'Women Working With Clay' Symposium in Roanoke, Virginia

How much do I love this symposium? Let me count the ways.

Even if I had not been here two previous years, I would find this amazing. Trust me when I say (although you may be aware already) that potters are not a dime a dozen. You may have heard me say that the life of a "basement potter" can be isolating. So shmoozing and confabbing with more than 30 potters and five presenters and a few more pottery assistants today was a blast, a gas, a zing of delight.

 Yesterday Susan, a friend from the NJ Potters' Guild, drove with me down to Roanoke, a seven-hour trip. We explored this cameo of a campus a bit early on. The symposium started this afternoon. 

Attendees gathered to see a slideshow of images we had each sent in advance, that in essence became our professional credentials. This is an act of courage for some, because while some of the potters and sculptors are very fine, some are recent arrivals to the art and craft of clay. They find out it doesn't matter. 

Dinner looked great. I am on a restricted diet the next four days of something like grape tomatoes, (okay, maybe a little more than grape tomatoes, but not much more). But the food looks very nice if you happen to be able to eat like a normal person this week. 

And after dinner came a presentation by Rahele. Filsoofi, originally from Tehran, Iran. Rahele, 39, is an accomplished artist and scholar who has worked in clay for years, as well as with other art media. She has lived in the United States for probably half her life, and made it her important work for the last two years to research and write about essentially unchronicled, unknown women potters in Iran. Her representative subjects were three women, from three regions of Iran, two of whom make and very successfully sell the same traditional food-preparation, cooking and serving vessels that have been made in the area for 3,000 years; and one of whom still uses the same clay of her birth region but makes sculptural, animal forms she dreams up (literally). The photos and story about those women, and their connection to the land around them and to traditional ways of life, formed a new narrative for the group hearing about them.
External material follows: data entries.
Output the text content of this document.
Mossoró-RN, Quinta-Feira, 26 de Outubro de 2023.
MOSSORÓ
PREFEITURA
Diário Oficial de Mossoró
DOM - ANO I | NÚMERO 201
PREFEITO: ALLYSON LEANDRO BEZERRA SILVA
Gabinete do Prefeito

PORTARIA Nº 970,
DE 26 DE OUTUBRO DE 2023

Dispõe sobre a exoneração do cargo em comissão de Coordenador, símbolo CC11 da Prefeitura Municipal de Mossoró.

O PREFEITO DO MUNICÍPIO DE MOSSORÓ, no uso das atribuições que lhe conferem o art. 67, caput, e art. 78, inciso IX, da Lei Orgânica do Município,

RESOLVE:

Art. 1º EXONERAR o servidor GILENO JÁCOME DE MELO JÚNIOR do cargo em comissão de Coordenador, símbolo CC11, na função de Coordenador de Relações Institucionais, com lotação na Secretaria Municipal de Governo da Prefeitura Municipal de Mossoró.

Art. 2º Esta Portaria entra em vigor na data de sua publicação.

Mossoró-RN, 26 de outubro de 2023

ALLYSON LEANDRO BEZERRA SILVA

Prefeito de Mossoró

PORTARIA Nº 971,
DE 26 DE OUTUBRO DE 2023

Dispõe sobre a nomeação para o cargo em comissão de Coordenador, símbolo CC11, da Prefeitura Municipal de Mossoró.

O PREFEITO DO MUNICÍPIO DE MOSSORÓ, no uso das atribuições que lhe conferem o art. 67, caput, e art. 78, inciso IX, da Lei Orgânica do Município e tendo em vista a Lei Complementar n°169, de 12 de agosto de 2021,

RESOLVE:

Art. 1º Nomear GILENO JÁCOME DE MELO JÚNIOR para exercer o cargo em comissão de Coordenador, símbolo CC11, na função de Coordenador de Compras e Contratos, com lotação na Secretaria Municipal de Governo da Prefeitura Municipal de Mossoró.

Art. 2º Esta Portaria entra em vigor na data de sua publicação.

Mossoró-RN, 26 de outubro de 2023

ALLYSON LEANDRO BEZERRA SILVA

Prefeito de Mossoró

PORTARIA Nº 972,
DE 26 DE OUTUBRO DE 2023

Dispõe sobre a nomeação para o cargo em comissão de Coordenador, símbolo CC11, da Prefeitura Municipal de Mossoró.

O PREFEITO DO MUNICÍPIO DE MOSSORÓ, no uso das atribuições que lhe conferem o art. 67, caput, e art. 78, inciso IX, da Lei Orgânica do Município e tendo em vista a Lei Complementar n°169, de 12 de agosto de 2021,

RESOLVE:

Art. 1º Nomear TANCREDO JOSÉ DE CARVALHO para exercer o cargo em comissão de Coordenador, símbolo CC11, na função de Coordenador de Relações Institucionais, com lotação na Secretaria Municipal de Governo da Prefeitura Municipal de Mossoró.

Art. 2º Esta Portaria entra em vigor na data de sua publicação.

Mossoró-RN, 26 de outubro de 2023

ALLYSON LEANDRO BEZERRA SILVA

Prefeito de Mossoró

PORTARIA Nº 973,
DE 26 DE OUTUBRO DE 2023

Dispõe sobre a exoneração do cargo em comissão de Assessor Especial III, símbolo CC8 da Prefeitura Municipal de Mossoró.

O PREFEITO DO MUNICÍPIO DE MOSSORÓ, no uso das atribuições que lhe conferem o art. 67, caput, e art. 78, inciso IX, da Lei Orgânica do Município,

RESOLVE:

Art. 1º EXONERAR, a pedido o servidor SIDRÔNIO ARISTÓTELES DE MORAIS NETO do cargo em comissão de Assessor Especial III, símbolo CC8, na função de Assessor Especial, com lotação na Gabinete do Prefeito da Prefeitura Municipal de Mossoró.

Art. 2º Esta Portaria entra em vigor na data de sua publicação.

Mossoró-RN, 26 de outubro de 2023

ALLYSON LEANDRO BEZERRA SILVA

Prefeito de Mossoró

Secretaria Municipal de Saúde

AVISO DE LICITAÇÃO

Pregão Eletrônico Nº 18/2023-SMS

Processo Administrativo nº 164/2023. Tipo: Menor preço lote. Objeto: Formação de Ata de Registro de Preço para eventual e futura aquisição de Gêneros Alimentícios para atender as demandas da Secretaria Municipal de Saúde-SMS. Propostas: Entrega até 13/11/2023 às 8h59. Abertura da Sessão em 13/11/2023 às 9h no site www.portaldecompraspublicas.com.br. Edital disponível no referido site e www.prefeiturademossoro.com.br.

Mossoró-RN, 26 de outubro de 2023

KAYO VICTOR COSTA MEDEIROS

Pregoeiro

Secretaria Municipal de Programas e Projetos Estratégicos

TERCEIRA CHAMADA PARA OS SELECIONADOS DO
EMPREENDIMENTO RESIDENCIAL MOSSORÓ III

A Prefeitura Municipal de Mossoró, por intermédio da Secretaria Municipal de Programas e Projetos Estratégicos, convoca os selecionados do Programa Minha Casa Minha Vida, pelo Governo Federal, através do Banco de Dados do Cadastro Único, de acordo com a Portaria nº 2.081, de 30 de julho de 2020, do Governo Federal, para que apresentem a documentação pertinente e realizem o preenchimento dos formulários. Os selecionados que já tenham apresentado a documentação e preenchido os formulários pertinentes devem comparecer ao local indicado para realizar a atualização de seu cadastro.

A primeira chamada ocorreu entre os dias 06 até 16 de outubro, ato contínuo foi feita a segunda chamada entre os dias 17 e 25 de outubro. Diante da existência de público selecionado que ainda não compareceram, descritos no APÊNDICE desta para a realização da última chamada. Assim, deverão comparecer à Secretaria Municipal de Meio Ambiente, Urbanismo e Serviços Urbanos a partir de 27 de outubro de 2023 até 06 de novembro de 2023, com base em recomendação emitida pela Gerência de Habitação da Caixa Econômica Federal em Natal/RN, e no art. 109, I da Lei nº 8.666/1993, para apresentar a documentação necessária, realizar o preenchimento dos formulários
If we at the symposium can relate to these women making pots across the world, we can certainly find a basis for much conversation and exchange right here on one lovely Southern campus. That is what we did, in fact, socializing and finding out about one another's personal and professional lives over drinks into the late evening. 

Tomorrow, five American women, very fine clay artists all, will begin presenting their philosophies and techniques as we watch them make the work for which they are known. I'll save introductions to them and their work till then.

As ever, as at the last two of these symposia, there will be photos tomorrow, so rub your eyes and rest up.